Alit S. Rini menjelaskan bahwa tema puisi pada dua buku tersebut sebagian besar adalah kritik sosial, selain tentang perjuangan perempuan.
“Saya ingin mencari kemungkinan lain dengan berfokus pada tema cinta, karena cinta membuat apa yang saya kerjakan menjadi lebih cair jika dibandingkan dengan tema pada buku-buku sebelumnya,” katanya saat ditemui di Denpasar beberapa waktu lalu.
Dengan tema cinta, Alit berharap puisi-puisinya menjadi lebih bisa diterima oleh para pembaca dan penikmat sastra.
“Cinta sifatnya sangat universal. Namun, puisi cinta yang saya tulis berbeda dengan apa yang banyak penulis tulis, seperti cinta yang cengeng, mendayu-dayu, termehek-mehek, dan menampilkan perempuan selalu pada posisi korban,” ujar salah satu perempuan penyair terbaik Bali ini.
Ia menambahkan, menulis puisi cinta yang tidak biasa memiliki tantangan tersendiri, Bagaimana menggunakan tema cinta tetapi tidak kemudian jatuh pada kecengengan.
“Saya berharap, buku puisi ‘Asmaraloka’ sesuai keinginan saya bisa memberi tawaran baru, dan dapat diterima di masyarakat pembaca. Cinta dalam buku ini berangkat dari pengalaman personal dan pengalaman sosial melalui observasi ringan di lingkungan sekitar saya,” tukas Alit S. Rini.
Tambah dia, Asmaraloka sendiri bisa dimaknai sebagai dunia yang penuh cinta. Tetapi, ia menerjemahkan cinta sebagai sesuatu yang tidak selalu manis, dikotomi hitam-putih, sendu, patah hati, atau terpuruk.
“Bahkan ada nuansa horor, mistis-magis, dalam buku Asmaraloka. Itu tawaran dari saya. Sekali lagi, semoga buku ini bisa diterima dan diapresiasi oleh masyarakat secara luas,” kata Alit S. Rini.
Baginya, buku puisi Asmaraloka bisa membuka perspektif, bahwa cinta itu amat luas. Bahkan produk merek sepeda motor memakai simbol jantung-hati yang berarti cinta. Alit S. Rini menuturkan, ia teringat cerita seorang temannya yang berprofesi sebagai guru. Di toilet sekolah banyak bertebaran gambar jantung-hati tertusuk panah dengan kata “I Love You”. Dari situ, ia ingin menjelaskan simbol tersebut kepada para siswa terkait materi pelajaran seni rupa.

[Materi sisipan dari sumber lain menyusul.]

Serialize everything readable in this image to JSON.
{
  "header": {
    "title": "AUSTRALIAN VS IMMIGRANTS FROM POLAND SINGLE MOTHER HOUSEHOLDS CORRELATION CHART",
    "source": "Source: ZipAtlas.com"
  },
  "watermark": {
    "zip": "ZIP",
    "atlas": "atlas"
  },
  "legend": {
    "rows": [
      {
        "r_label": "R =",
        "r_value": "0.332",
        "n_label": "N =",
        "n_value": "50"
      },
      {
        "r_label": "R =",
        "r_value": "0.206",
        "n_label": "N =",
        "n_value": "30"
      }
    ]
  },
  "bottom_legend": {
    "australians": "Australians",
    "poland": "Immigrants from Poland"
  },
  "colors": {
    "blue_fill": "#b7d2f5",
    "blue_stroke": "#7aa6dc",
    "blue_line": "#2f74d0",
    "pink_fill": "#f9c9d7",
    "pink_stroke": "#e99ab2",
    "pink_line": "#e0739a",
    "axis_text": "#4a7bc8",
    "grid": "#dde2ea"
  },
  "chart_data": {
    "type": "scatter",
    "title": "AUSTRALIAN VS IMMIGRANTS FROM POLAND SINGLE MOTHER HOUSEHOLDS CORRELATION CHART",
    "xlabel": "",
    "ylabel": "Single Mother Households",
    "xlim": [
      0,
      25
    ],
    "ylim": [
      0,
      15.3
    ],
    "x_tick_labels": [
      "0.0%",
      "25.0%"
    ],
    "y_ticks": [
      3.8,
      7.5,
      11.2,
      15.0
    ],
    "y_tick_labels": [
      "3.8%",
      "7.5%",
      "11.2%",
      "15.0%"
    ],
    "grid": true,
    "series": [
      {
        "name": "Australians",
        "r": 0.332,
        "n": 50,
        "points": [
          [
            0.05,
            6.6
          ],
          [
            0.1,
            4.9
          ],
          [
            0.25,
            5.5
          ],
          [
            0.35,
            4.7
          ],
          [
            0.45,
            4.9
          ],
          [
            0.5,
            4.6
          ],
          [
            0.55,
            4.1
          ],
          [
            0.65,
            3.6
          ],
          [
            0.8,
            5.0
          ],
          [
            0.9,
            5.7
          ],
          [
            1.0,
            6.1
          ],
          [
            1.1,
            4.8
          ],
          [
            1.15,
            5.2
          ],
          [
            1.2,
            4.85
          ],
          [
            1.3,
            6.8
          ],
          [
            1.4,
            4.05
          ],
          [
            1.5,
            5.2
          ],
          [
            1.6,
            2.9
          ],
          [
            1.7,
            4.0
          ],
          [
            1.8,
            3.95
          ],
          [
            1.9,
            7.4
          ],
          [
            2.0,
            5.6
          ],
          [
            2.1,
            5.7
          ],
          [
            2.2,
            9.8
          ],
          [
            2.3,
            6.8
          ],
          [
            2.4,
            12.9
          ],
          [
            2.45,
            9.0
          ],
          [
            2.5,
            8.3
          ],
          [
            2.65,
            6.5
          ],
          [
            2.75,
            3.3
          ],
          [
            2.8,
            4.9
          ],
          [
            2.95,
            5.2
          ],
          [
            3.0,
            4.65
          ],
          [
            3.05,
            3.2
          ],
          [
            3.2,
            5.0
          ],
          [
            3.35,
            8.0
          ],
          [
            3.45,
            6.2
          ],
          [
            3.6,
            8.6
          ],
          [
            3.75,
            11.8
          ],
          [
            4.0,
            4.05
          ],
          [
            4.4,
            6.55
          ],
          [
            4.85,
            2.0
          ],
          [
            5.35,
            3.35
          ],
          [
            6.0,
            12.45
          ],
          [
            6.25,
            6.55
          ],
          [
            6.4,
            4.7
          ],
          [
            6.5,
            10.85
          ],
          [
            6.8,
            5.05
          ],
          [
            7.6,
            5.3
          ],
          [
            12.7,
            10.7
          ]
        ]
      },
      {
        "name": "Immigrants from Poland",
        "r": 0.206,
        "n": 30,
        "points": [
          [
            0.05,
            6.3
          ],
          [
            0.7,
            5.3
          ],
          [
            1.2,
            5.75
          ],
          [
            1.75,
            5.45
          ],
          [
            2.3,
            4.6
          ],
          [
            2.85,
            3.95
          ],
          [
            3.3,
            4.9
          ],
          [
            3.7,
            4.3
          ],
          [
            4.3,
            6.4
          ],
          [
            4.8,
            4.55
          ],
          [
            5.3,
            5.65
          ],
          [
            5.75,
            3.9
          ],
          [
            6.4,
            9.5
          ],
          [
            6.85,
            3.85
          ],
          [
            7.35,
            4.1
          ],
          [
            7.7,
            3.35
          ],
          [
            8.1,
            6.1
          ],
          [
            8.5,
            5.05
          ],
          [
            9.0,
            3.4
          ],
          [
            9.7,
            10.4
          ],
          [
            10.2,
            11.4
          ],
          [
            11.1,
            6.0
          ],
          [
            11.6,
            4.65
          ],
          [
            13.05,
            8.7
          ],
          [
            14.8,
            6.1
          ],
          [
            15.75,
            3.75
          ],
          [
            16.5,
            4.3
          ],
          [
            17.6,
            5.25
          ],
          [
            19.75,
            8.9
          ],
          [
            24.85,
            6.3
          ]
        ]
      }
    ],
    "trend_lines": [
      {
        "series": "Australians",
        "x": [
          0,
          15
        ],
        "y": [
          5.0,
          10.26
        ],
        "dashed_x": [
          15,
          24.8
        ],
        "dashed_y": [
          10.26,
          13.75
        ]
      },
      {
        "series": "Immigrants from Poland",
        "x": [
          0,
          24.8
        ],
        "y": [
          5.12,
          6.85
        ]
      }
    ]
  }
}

“Sang guru kemudian membuat gambar jantung-hati di papan tulis. Besoknya ia “diadili” oleh pihak sekolah, dituduh mengajarkan sesuatu yang tidak pantas. Sayang sekali, cinta yang sifatnya sakral ditempatkan pada wilayah sumir,” sebut Alit S. Rini.
Buku kumpulan puisi Asmaraloka, kata dia, menyajikan cinta dari sudut pandang yang tidak sumir. “Bukan sebatas cinta yang kandas, dalam istilah kaum milenial ‘pemberi harapan palsu’ atau PHP. Asmaraloka mencoba menawarkan cinta dengan sudut pandang lain,” tutup Alit S. Rini.
Alit S. Rini lahir di Denpasar-Bali pada 22 November 1960 dengan nama Ida Ayu Putu Alit Susrini. Alit S. Rini adalah nama yang dikreasikan oleh Umbu Landu Paranggi sejak Alit mulai menulis di tahun 1980. Ia bergabung dengan Bali Post sejak 25 Mei 1988. Jabatan terakhirnya adalah Redaktur Pelaksana sejak 2 Mei 1998 hingga ia memasuki masa pensiun.
Persentuhan dengan dunia jurnalisme secara intens, dengan masalah sosial yang makin luas dan kompleks, membuatnya makin menyelam ke dunia pemikiran khususnya tentang Bali, khususnya tentang keberadaan perempuan Bali. *** [BEKRAF/Angga Wijaya]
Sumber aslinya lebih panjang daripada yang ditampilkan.